Breakfast on this football Saturday, I had a bean, potato and cheese taco from Taco Deli at the SFC Farmer’s Market downtown.
I went to the Barton Creek Farmer’s Market first, to support me friend Stephanie on her second week of selling her Confituras line of preserves. I’m now hoarding her specialty, small batch, seasonal preserves, for myself and for Christmas baskets. Since her wares are seasonal, some of the jams I have, won’t be available in another week or month. So, that’s my hoarding rationale.
Richardson Farms is at the Barton Creek market. A few weeks ago they added local popcorn to their list of for sale items, and I stocked up on it. Yesterday they had locally grown cornmeal! The first thing I did when I got home from the markets and errands, was make cornbread.
This cornmeal is from red corn, so it isn’t the yellow cornmeal you typically see. It is coarsely ground as well. I used the Cowgirl Cuisine recipe for Cornbread with Scallions. For the white flour component, I used the flour procured for me by Vance Ely, which is from Waco. It too is coarser than bread flour, or other typical white flour you would get from the store. I could tell when mixing, that the consistency was too thick, so I added more skim milk, until it seemed to be the appropriate consistency. Instead of scallions, I used Salt and Time’s pickled jalapenos and I also grated in some Full Quiver Pepper Jack.
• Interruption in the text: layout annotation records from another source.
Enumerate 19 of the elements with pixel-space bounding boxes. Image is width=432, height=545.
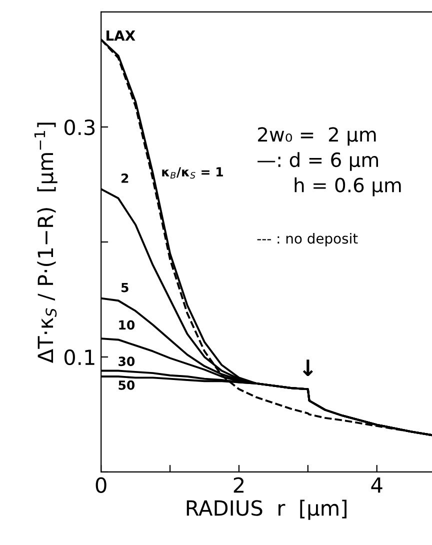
- annotation: h = 0.6 μm: [294, 177, 401, 196]
- series-label: κ$_{B}$/κ$_{S}$ = 1: [162, 167, 223, 179]
- y-tick-label: 0.1: [64, 349, 94, 366]
- series-label: 10: [119, 320, 135, 330]
- annotation: —: d = 6 μm: [258, 152, 378, 171]
- series-label: 5: [121, 282, 128, 292]
- series-label: 2: [122, 174, 128, 183]
- x-axis-title: RADIUS r [μm]: [186, 500, 346, 520]
- y-tick-label: 0.3: [64, 119, 95, 136]
- x-tick-label: 2: [234, 477, 244, 493]
- annotation: LAX: [106, 30, 136, 41]
- x-tick-label: 4: [371, 477, 382, 493]
- x-tick-label: 0: [96, 477, 106, 493]
- series-label: 30: [118, 356, 135, 366]
- annotation: --- : no deposit: [257, 232, 358, 246]
- annotation: 2w₀ = 2 μm: [258, 127, 376, 146]
- y-axis-title: ΔT·κ$_{S}$ / P·(1−R) [μm$^{−1}$]: [34, 122, 58, 363]
- series-label: 50: [118, 380, 135, 390]
- annotation: ↓: [302, 360, 313, 376]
The end result could have been lighter, and I’ll have to work that out, but it was darn good. And all local!
So, instead of lunch or dinner, with my gaggle of gal friends over for the UT game, we had a local cheese and charcuterie plate, cornbread and for the second half of the game, Tortilla chips from the Barton Creek Farmer’s Market and Austin Slow Burn Green Chile Queso, which I picked up at Whip In. I was invited to visit the kitchen of Austin Slow Burn, recently, but I haven’t made it there just yet. This is a must for football season, because I haven’t figured out what local cheese I can use to make chile con queso yet.